A recent report by the IMF revealed that tighter monetary policy and moderation in food price increases contributed to tapering inflation in Nigeria. ‘‘Inflation is projected to fall to 12.4 per cent in 2018, from 16.5 per cent in 2017, and to rise to 13.5 per cent in 2019,” the report read in part. The IMF boss also decried the nation’s current earnings from its non-oil revenue which she said was just five per cent of the country’s gross domestic production (GDP). ‘‘This is too low relative to where Nigeria should be in order to address issues of health, education and infrastructure,’’ she said. Meanwhile, Lagarde also warned countries around the world of the perils of a trade or a currency war, saying they could be detrimental to global growth and hurt “innocent bystanders.”
She urged countries to “de-escalate” trade frictions and fix global trading rules, rather than abandon them.

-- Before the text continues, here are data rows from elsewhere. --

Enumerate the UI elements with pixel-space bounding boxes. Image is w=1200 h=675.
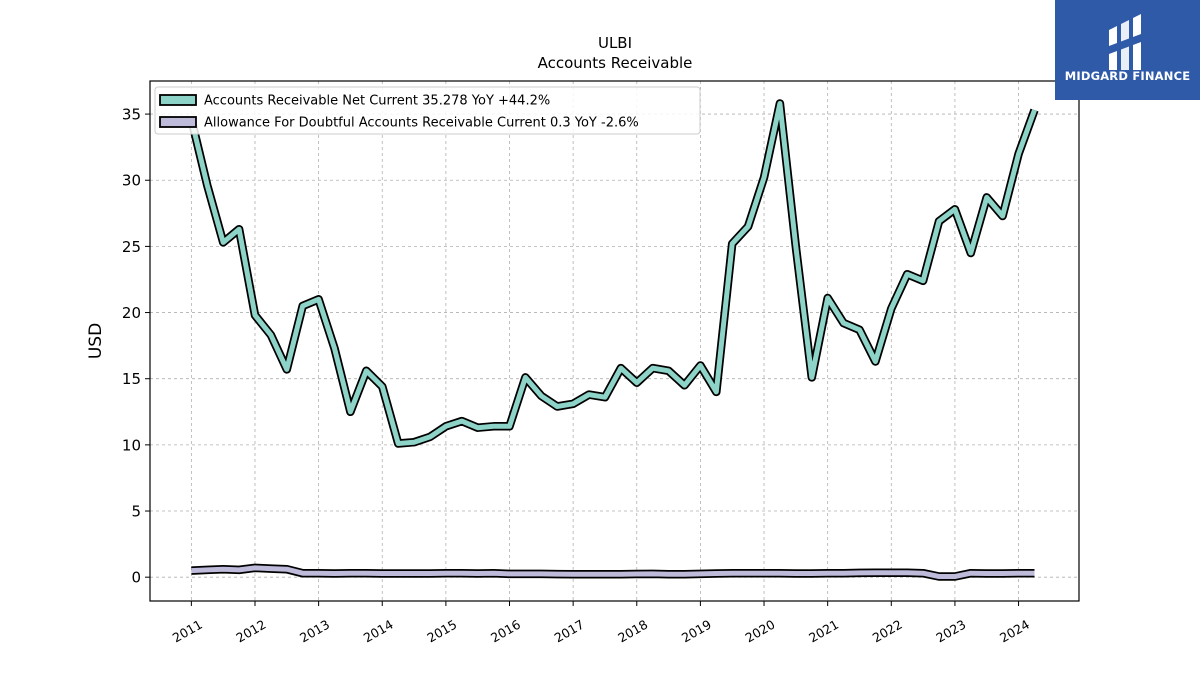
y-axis: 0 5 10 15 20 25 30 35 bbox=[122, 106, 150, 587]
y-tick-label: 25 bbox=[122, 238, 141, 256]
legend-label: Accounts Receivable Net Current 35.278 Y… bbox=[204, 94, 550, 109]
x-tick-label: 2015 bbox=[424, 617, 459, 646]
x-tick-label: 2014 bbox=[361, 617, 396, 646]
legend-swatch bbox=[159, 94, 197, 106]
x-tick-label: 2016 bbox=[488, 617, 523, 646]
x-tick-label: 2013 bbox=[297, 617, 332, 646]
x-tick-label: 2018 bbox=[615, 617, 650, 646]
y-tick-label: 35 bbox=[122, 106, 141, 124]
legend-label: Allowance For Doubtful Accounts Receivab… bbox=[204, 116, 639, 131]
chart-title: ULBI bbox=[598, 34, 632, 52]
legend-swatch bbox=[159, 116, 197, 128]
y-tick-label: 5 bbox=[131, 503, 141, 521]
series-line-allowance bbox=[191, 565, 1035, 579]
chart-subtitle: Accounts Receivable bbox=[538, 54, 693, 72]
y-tick-label: 15 bbox=[122, 370, 141, 388]
x-tick-label: 2020 bbox=[742, 617, 777, 646]
x-axis: 2011 2012 2013 2014 2015 2016 2017 2018 2019 2020… bbox=[170, 601, 1032, 646]
x-tick-label: 2017 bbox=[552, 617, 587, 646]
x-tick-label: 2012 bbox=[233, 617, 268, 646]
series-line-net-current bbox=[188, 101, 1037, 446]
plot-frame bbox=[149, 80, 1080, 602]
x-tick-label: 2011 bbox=[170, 617, 205, 646]
legend: Accounts Receivable Net Current 35.278 Y… bbox=[154, 86, 701, 135]
midgard-logo-icon bbox=[1109, 14, 1141, 70]
x-tick-label: 2019 bbox=[679, 617, 714, 646]
series-layer bbox=[187, 99, 1039, 581]
y-tick-label: 30 bbox=[122, 172, 141, 190]
legend-box bbox=[154, 86, 701, 135]
brand-name: MIDGARD FINANCE bbox=[1064, 69, 1191, 83]
y-axis-label: USD bbox=[86, 323, 106, 359]
midgard-finance-logo: MIDGARD FINANCE bbox=[1055, 0, 1200, 100]
grid-lines bbox=[150, 81, 1079, 601]
x-tick-label: 2021 bbox=[806, 617, 841, 646]
x-tick-label: 2024 bbox=[997, 617, 1032, 646]
y-tick-label: 20 bbox=[122, 304, 141, 322]
x-tick-label: 2022 bbox=[870, 617, 905, 646]
x-tick-label: 2023 bbox=[933, 617, 968, 646]
y-tick-label: 0 bbox=[131, 569, 141, 587]
y-tick-label: 10 bbox=[122, 436, 141, 454]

“We certainly hope we don’t move in either direction of a trade war or a currency war. It will be detrimental on both accounts for all participants, Lagarde told a news conference during the annual meetings of the IMF and World Bank in Indonesian resort island of Bali. China and the United States have slapped tit-for-tat tariffs over the past few months, rattling financial markets as investors worried the escalating trade war could knock global trade and investment.” On recent yuan declines, Lagarde said they were mainly driven by the strength of the dollar, noting that it has not depreciated as much against a basket of currencies. “We’re seeing more and more countries, China included, let their currencies fluctuate,” Lagarde said.